Text video messages are being sent to 8000 construction workers in the ACT to provide tips for on-the-job safety. ACT Minister for Workplace Safety and Industrial Relations, Mick Gentleman, said the first of a series of safety videos that will be sent directly to the mobile phones of local construction workers. Communicating with construction workers about health and safety issues has its challenges given the nature of their work. These short videos, that use local tradies, provide safety tips and regulatory compliance information directly to those in the industry. They will be very useful in toolbox talks that are regularly held on site, Minister Gentleman said. This new and innovative way of reaching local tradies will help to improve their understanding of safe work practices and associated regulatory requirements, Minister Gentleman said. The first video to be issued provides advice on working safely with mobile plants, a common cause of injury and even death on work sites.


Data downloads on mobiles up by 27 per cent, says ABS

The volume of data downloaded via mobile handsets for the three months increased by 27 per cent over the previous quarter, says the Australian Bureau of Statistics. It says there were 21.3 million mobile handset subscribers in Australia at 31 December 2015. The volume of data downloaded via mobile handsets for the three months to 31 December 2015 was 90,693 Terabytes, which equates to 1.4GB of data downloaded per subscriber per month.
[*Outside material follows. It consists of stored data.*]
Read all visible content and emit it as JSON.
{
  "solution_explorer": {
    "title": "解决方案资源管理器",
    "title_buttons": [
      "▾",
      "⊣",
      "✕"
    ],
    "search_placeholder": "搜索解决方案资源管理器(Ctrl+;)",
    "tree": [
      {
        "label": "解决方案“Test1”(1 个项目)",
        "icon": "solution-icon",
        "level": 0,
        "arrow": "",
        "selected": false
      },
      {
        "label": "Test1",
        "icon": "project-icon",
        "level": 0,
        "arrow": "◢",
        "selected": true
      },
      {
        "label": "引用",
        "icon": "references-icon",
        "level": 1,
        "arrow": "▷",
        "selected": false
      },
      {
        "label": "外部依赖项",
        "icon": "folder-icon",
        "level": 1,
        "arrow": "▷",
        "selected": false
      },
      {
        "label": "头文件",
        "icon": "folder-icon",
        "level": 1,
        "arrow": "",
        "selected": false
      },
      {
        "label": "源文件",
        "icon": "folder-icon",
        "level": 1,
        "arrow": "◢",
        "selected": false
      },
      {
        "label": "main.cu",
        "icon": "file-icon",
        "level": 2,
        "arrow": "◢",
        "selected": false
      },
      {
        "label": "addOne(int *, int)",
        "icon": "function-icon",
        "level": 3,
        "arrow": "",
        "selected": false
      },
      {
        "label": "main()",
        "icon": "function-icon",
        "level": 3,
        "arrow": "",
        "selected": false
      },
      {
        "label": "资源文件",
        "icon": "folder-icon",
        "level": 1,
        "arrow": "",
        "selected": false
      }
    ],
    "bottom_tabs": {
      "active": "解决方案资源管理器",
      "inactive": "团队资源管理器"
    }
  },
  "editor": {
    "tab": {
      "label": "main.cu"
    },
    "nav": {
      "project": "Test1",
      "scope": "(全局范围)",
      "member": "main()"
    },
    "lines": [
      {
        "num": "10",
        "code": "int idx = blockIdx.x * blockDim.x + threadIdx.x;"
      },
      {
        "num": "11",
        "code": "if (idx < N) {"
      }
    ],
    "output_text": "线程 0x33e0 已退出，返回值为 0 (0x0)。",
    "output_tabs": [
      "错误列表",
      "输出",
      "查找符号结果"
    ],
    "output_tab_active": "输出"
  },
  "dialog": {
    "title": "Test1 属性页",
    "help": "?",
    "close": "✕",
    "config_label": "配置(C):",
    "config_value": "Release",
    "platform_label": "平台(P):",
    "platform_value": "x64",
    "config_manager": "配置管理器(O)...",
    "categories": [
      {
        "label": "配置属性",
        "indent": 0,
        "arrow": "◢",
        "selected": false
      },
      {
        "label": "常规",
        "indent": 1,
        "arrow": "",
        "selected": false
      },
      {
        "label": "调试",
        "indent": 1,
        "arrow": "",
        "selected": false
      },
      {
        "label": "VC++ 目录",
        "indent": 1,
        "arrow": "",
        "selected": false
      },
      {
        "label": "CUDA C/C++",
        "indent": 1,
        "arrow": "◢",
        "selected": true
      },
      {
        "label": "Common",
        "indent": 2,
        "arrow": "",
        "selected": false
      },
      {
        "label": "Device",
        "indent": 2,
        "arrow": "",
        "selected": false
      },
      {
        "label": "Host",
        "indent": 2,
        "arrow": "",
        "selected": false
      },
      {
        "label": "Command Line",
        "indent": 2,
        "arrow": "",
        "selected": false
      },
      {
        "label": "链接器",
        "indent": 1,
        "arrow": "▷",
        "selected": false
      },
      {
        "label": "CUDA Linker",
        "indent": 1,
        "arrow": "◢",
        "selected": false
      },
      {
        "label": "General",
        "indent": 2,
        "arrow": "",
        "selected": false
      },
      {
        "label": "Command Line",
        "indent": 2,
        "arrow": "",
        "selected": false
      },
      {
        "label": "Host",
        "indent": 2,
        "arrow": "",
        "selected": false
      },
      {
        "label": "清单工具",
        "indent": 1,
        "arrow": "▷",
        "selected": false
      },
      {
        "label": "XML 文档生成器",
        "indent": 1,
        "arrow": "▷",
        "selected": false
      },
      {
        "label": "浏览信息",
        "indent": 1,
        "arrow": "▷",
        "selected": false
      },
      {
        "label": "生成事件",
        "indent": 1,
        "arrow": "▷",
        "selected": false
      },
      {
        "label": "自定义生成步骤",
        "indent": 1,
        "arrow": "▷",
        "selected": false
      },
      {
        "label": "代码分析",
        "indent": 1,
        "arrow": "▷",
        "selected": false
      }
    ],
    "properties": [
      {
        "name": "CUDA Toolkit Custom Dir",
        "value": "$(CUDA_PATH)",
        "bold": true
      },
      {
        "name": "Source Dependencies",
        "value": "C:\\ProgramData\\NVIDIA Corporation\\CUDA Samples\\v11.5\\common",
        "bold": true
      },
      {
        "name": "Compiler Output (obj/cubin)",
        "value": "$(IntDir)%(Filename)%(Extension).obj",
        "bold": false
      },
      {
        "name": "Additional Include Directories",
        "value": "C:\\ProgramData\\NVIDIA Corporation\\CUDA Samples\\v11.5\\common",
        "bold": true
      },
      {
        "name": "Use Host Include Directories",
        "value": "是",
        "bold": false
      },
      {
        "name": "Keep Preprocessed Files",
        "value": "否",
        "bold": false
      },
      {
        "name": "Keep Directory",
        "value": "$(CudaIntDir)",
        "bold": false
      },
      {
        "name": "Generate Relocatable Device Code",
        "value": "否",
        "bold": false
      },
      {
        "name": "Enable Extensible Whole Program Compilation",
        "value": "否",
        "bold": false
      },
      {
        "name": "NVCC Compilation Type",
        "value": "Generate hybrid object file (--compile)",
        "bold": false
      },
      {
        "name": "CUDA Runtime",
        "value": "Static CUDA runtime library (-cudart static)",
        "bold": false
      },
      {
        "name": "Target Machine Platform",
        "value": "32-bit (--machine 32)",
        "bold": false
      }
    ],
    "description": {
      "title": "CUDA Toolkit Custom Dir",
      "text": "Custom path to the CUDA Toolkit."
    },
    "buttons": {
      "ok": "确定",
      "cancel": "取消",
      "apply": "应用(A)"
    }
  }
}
Spectrum changes designed to remove barriers to innovation

Changes to the spectrum framework are not intended to mandate particular approaches to the use of spectrum, says the Minister for Communications, Senator Mitch Fifield. He told the CommsDay Summit 2016 in Sydney that the Radiocommunications Bill was designed to remove barriers to innovation and encourage industry to manage spectrum in different ways. Submissions to the consultation paper on the Bill are open until April 29, to be followed by additional consultation on a legislation exposure draft. See Minister s speech:


Beware if buying second-hand mobiles

Buying second-hand mobiles online or at auctions is risky because they may have been reported lost or stolen and IMEI blocked. You risk losing your money because carriers will only unblock a handset for the original lawful owner who reported it lost and stolen and not a second-hand buyer. If you buy a second-hand mobile despite the risk you should check to see if it has been reported lost or stolen and blocked across all Australian mobile telecommunications networks. The Australian Mobile Telecommunications Association (AMTA) provides consumers with a website where they can check to see if a mobile has had its International Mobile Equipment Identity (IMEI) blocked. This is its unique 15-digit serial number, which when blocked prevents users making or receiving calls and text messages on all networks in Australia. This service, which is free to consumers but not businesses, has resulted in a nearly 30 per cent drop in handset blocks in the 12 years since it started in 2003-04.